Data Processing

Personally I remember a time where the only tool for data processing has been SQL. I used and still use SQL a lot to create columns in tables, eg. based on more or less complex subqueries. Also defining stored procedures and user defined functions, was and is still one of the methods to shape the data, meaning give it form and content so that it suddenly becomes information. The same can be said for using MDX (Multi Dimensional Expressions) in conjunction with MS SQL Server Analysis Services Multidimensional But it's not SQL, or MDX alone any longer. Since a couple of years, my toolset to wrangle, to munge, or simply put - to transform data, has a grown.
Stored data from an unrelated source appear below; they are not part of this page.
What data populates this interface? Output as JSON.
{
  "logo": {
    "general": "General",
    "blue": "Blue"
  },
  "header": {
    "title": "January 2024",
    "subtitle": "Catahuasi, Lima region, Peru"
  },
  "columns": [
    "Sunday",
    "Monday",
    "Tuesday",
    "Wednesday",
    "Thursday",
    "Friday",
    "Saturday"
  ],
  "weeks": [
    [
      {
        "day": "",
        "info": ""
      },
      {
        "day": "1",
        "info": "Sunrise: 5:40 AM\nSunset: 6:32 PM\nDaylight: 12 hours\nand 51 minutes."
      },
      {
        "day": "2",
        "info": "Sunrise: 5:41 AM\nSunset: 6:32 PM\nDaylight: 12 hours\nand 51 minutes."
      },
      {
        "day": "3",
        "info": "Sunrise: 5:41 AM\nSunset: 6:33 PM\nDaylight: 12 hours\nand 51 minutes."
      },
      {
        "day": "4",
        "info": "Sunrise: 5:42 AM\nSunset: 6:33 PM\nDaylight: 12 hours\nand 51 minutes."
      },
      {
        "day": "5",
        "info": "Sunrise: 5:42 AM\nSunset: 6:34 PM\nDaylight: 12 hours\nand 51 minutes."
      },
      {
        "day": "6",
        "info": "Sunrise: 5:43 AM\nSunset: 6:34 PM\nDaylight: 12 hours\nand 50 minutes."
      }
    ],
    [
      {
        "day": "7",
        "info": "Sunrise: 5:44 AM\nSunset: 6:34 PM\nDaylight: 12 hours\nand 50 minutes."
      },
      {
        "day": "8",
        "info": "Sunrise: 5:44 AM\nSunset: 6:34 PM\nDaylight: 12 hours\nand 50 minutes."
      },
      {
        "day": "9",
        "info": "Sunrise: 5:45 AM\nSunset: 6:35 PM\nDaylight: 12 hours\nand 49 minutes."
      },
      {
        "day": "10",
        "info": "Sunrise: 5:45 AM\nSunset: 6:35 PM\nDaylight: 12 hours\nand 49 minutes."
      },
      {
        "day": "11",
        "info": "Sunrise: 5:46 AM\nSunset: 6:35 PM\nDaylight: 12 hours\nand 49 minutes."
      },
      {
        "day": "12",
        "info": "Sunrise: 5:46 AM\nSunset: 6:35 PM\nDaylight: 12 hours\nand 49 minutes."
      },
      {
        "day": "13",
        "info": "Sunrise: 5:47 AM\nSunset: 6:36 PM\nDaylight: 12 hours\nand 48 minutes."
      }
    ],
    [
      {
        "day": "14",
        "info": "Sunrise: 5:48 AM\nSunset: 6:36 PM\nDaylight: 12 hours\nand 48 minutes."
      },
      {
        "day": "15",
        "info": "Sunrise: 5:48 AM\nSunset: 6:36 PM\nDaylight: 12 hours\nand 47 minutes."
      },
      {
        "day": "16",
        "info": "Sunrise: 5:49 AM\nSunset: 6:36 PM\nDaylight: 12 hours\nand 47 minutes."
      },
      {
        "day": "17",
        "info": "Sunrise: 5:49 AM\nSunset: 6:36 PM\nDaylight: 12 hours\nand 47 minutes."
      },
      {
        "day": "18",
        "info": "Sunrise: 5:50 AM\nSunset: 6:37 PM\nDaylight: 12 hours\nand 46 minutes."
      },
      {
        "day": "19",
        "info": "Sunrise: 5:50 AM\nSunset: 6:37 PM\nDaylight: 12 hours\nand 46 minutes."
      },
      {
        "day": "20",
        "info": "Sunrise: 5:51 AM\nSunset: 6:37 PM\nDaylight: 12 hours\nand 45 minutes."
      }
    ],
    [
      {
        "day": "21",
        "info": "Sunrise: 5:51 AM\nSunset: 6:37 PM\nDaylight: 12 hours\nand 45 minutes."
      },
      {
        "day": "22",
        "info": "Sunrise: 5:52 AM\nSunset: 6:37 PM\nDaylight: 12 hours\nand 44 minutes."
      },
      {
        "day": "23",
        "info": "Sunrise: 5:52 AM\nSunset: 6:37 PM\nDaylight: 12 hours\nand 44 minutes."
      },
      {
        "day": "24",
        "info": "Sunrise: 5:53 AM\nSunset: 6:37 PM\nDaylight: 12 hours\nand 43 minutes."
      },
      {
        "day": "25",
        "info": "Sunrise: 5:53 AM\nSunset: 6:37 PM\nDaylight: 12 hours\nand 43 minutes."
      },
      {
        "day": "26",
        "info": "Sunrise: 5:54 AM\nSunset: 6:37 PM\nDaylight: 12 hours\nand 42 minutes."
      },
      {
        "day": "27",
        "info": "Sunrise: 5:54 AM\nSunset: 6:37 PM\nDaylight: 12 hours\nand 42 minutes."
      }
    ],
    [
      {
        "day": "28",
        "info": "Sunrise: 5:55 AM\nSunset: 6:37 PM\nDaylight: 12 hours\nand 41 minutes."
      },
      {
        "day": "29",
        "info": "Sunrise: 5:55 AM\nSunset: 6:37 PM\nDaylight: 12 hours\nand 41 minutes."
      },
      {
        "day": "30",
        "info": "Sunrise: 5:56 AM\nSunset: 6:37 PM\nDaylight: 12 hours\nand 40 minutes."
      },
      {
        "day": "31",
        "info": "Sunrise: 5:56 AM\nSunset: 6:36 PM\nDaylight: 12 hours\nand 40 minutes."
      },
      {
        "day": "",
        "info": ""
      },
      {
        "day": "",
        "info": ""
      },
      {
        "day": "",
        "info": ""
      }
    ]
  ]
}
Nowadays there is also DAX (Data Analytical Expressions), R, Python to process data, and also some other stuff that I will sooner or later write about.

 

 In the context of this site process does not only mean to transform source data, translating a value of zero to a more readable text like male, or using SQL windowing functions to rank values inside a partition of rows according to a certain business logic. And it's not just using MDX and DAX queries to calculate new values to populate a bar chart. It's also about applying advanced algorithms to a dataset, to predict future values, or cluster similar objects.

 

Process in the context of this site means, apply everything that is necessary to gain insight from data ingested into the analytical pipeline using the toolset mentioned above, and not that toolset alone.